Open Molecules 2025 Powers a New Era of AI-Driven Chemistry

By combining cutting-edge software, vast computational power, and over 100 million simulations, Open Molecules 2025 gives researchers unprecedented tools to accelerate breakthroughs in energy, medicine, and beyond.

Overview of OMol25, including chemical scope, sampling strategies used to construct structures, chemical phenomena we seek to capture, properties available for each datapoint, and envisioned application areas.Overview of OMol25, including chemical scope, sampling strategies used to construct structures, chemical phenomena we seek to capture, properties available for each datapoint, and envisioned application areas.

*Important notice: arXiv publishes preliminary scientific reports that are not peer-reviewed and, therefore, should not be regarded as definitive, used to guide development decisions, or treated as established information in the field of artificial intelligence research.

A collaborative effort between Meta, Lawrence Berkeley National Laboratory, and Los Alamos National Laboratory leverages Los Alamos' expertise in building tools for molecular screening capabilities. The release of Open Molecules 2025, an unprecedented dataset of molecular simulations, can accelerate opportunities for machine learning to transform research in fields such as biology, materials science, and energy technologies.

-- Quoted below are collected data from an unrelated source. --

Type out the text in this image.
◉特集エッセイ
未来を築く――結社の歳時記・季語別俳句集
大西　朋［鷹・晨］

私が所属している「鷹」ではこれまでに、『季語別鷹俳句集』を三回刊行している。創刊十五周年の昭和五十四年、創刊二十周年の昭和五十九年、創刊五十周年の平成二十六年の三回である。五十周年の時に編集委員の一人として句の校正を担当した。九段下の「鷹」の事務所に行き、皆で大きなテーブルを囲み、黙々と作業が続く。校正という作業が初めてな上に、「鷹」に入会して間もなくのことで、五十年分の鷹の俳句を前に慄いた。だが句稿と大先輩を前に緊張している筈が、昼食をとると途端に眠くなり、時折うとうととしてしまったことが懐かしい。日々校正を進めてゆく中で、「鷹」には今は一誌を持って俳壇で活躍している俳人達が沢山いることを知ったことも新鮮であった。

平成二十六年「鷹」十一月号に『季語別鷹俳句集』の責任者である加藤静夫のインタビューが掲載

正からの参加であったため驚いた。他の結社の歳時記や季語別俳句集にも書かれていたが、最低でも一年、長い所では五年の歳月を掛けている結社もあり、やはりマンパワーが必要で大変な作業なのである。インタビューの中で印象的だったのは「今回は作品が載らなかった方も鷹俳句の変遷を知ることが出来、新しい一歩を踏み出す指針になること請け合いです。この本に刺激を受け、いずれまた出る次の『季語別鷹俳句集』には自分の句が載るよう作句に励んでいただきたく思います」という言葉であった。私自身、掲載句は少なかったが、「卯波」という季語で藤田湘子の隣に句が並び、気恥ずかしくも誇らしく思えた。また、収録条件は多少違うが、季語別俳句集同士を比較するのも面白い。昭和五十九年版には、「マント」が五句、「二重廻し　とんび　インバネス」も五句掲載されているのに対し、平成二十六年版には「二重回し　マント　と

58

"A prohibitive part of molecular design has been the extreme computational cost needed to achieve quantum chemistry-level accuracy," said Michael G. Taylor, researcher at Los Alamos and project member. "In order to train machine learning models capable of quantum chemistry-level accuracy, we need vast amounts of diverse, valid training data. Open Molecules 2025 bridges this gap with a dataset of over 100 million density-functional theory calculations that we can use to train machine learning models accurate enough for all kinds of chemical challenges."

The dataset is key to unlocking the potential of machine learning for chemical applications, such as designing a new drug to combat disease or a battery cell to store energy. The employment of density functional theory calculations in the dataset enables a precise, atomic-level understanding of molecular behavior and interactions. The unique software designed by Taylor played a crucial role in allowing Open Molecules 2025 to achieve its goals.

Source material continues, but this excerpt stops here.